Da lag es durchaus nahe, dass sich der pazifistische Schriftsteller Stefan Zweig vier Jahrhunderte nach Erasmus’ Tod im Leben und Werk des großen Humanisten wiedererkannte. Stefan Zweig feierte den hochgelehrten Menschenfreund aus Basel in seinem wortgewaltigen Erasmus-Buch als "Praeceptor mundi", als "ersten bewussten Europäer", der sich durch die Ablehnung alles Extremen als wahrhaft menschenfreundlicher Denker bewährt habe. "Erasmus war ein ungewöhnlich weiter Geist", schreibt Stefan Zweig, "ein Freidenker im Sinne Voltaires und Lessings, ein vorbildlicher Versteher und Verständlichmacher, ein Aufklärer in des Wortes edelster Bedeutung."

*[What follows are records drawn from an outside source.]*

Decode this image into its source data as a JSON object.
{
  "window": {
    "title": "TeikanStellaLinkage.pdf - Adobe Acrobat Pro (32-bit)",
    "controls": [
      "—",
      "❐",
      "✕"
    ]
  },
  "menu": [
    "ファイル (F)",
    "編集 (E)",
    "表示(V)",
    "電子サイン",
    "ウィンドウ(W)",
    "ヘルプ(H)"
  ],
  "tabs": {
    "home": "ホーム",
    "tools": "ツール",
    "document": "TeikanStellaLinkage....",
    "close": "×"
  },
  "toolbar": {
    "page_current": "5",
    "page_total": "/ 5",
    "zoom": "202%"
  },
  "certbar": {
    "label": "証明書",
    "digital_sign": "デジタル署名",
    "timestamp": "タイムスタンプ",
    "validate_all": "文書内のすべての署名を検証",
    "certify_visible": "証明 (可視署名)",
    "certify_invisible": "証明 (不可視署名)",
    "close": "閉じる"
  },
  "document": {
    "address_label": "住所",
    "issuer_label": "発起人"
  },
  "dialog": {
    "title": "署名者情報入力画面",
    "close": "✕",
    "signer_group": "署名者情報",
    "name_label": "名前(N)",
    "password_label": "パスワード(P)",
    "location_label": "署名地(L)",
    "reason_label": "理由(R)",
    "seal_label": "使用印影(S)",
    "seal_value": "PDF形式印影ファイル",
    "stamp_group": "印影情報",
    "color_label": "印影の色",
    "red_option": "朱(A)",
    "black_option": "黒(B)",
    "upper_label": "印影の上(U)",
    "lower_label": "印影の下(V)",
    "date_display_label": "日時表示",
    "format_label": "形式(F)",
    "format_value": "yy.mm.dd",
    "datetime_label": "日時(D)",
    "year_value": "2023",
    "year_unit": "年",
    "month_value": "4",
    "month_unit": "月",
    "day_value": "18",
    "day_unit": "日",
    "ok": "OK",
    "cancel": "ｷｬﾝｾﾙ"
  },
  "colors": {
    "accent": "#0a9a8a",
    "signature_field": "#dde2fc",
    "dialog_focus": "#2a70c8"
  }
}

So ähnlich sieht das auch der Kunsthistoriker Bodo Brinkmann. Er bereitet im Kunstmuseum Basel - als Beitrag zum Erasmus-Jahr - gerade eine Ausstellung über das "Christusbild des 15. und 16. Jahrhunderts" vor. Im Basler Kunstmuseum hängt ja auch das berühmte Holbein-Porträt, das den großen Erasmus im Profil mit Schreibfeder zeigt. Dass sich der bedeutende Humanist in der freien Reichsstadt Basel wohlgefühlt habe, sei kein Zufall, meint Bodo Brinkmann. "Es gab damals in Basel eine regelrechte Gelehrtenszene, die sich um die Drucker gruppierte. Wir haben leider kein Dokument, in dem sich Erasmus an Holbein wenden würde oder umgekehrt, aber möglicherweise wäre das gar nicht notwendig gewesen, weil man einfach von Tür zu Tür gehen und sich unterhalten konnte."

"Ich will und kann niemals einer Partei dienen"

"Ich liebe die Freiheit, ich will und kann niemals einer Partei dienen" - diese Worte hatte Erasmus dem rebellischen Mönch Martin Luther entgegengeschleudert, als der ihn aufgefordert hatte, öffentlich für die Sache der Protestanten einzutreten. Erasmus wollte nicht einsehen, dass man hunderttausende von Toten in Kauf nahm, nur weil man sich über die theologische Bedeutung der Gnadenhaftigkeit Gottes oder die genaue Zahl der Sakramente nicht einigen konnte.

Dieses unbedingte Eintreten für Gewaltlosigkeit - und gegen jeglichen Fanatismus - mache Erasmus modern, meint Bodo Brinkmann: "Es ist erstaunlich, wie sehr Erasmus aktuell wieder in unsere Zeit passt - mit seinem Bemühen um Frieden. Dafür steht er kompromisslos: Es muss Friede herrschen. Man muss sich verständigen, man muss miteinander reden. Sein Ein und Alles ist der Dialog. Und wenn Sie sich die aktuelle Weltlage und die Bemühungen der Diplomatie gerade gegenwärtig anschauen, zwischen scheinbar völlig unvereinbaren Positionen zu vermitteln, dann ist das etwas, das erstaunlich aktuell wieder geworden ist in letzter Zeit."